Fears big pay rises for public sector workers will make inflation worse have been shot down by the federal government.

Aged care staff will get a jump in pay after the government announced the federal budget would include an $11.3 billion boost for the sector.

More than 250,000 of them will receive a 15 per cent wage increase following on from a decision from the Fair Work Commission to raise the pay rate from July.

The Reserve Bank is concerned public sector wages could put more pressure on inflation but Finance Minister Katy Gallagher says the salary increase is sustainable.

"Nothing we have seen in terms of how inflation is tracking and moderating would lead us to believe wages is a contributor," she told AAP.

"There's a whole range of other reasons and even when you break down the inflation stuff, it's not being caused by wages."

Treasurer Jim Chalmers said the pay rise was long overdue and could help attract more staff to the struggling sector.

"This is what's possible when we put the national budget on a more responsible and more sustainable footing," he said.

"We've gone out of our way here to make sure we can afford and we can work through in a responsible way this historic pay rise for aged care workers."

The biggest ever jump in pay for workers including registered nurses, cooks and home care staff follows a royal commission recommendation.

A personal-care worker on a level-four aged care award will take home $141.10 more a week, or more than $7300 a year, under the changes. A registered nurse on a level-2.3 award will pocket an extra $196.08 a week, or more than $10,000 a year.

Aged Care Minister Anika Wells called the 15 per cent increase a "seismic shift".

"Today's pay rise will bring 10,000 more workers to the sector ... we all know the workforce crisis is the biggest issue facing aged care," she said.

"We will continue to work with everybody on this to make sure we do get enough workers not just in aged care but in the broader care economy."

Patricia Sparrow, from peak aged care body COTA Australia, said the workforce had been undervalued for too long.

"This funding boost will, among many things, help ease workforce pressures and ensure we have nurses available 24/7, which was a key recommendation of the royal commission and something older Australians have long advocated for," she said.

But she said transparency was needed to ensure the money went directly to workers and was not simply going to providers' bottom lines.
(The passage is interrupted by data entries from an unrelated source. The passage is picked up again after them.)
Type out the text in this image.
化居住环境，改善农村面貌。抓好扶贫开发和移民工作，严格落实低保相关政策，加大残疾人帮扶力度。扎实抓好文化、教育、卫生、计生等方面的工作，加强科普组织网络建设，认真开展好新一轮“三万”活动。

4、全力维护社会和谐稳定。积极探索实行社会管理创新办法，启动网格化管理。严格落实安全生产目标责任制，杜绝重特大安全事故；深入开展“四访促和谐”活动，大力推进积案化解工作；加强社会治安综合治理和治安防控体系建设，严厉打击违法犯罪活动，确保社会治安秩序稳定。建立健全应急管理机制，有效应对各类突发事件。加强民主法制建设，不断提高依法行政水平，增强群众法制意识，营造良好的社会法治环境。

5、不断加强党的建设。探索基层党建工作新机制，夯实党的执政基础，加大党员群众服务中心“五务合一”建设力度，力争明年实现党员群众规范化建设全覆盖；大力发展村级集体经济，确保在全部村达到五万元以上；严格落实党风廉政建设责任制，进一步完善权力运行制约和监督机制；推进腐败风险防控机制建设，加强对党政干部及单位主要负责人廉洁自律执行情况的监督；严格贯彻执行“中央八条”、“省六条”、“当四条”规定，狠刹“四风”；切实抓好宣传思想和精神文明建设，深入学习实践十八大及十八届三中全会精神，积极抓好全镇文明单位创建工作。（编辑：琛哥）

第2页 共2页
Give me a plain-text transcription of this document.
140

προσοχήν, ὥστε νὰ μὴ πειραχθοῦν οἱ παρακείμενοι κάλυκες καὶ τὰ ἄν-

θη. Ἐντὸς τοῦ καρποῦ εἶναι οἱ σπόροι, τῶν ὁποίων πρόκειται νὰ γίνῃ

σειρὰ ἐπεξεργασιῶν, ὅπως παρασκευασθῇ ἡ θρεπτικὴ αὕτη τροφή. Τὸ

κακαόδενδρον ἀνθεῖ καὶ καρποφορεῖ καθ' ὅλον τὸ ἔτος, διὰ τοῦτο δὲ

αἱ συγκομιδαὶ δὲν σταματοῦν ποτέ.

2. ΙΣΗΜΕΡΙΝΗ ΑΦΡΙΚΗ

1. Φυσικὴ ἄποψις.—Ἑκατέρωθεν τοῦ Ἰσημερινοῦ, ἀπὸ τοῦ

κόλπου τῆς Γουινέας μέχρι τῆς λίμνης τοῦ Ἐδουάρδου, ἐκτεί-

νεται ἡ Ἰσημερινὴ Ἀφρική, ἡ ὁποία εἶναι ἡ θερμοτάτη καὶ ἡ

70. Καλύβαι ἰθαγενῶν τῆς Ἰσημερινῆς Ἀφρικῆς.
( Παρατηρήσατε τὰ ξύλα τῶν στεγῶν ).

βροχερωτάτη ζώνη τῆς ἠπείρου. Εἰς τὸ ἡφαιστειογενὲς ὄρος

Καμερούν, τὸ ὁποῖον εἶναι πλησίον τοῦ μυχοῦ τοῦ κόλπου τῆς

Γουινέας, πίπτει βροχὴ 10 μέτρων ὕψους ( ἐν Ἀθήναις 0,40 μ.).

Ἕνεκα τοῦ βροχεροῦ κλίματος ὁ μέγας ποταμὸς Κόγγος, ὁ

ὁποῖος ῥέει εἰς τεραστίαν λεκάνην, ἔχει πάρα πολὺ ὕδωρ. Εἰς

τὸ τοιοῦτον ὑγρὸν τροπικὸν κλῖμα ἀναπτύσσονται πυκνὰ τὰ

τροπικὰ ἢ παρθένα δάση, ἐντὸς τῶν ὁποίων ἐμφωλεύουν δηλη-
United Workers Union aged care director Carolyn Smith said many people had worked double and triple shifts during the COVID-19 pandemic to keep residents safe and the rise would recognise this sacrifice.

The Aged and Community Care Providers Association said the extra money would help stem the exodus from the sector, which was under increasing pressure to deliver more services.

Shadow treasurer Angus Taylor said the government's spending was adding to inflation.

"Labor's kept talking a big game about how they're doing all the right things but we have world-beating inflation. Australia loves to be a world-beater but not in this way," he said.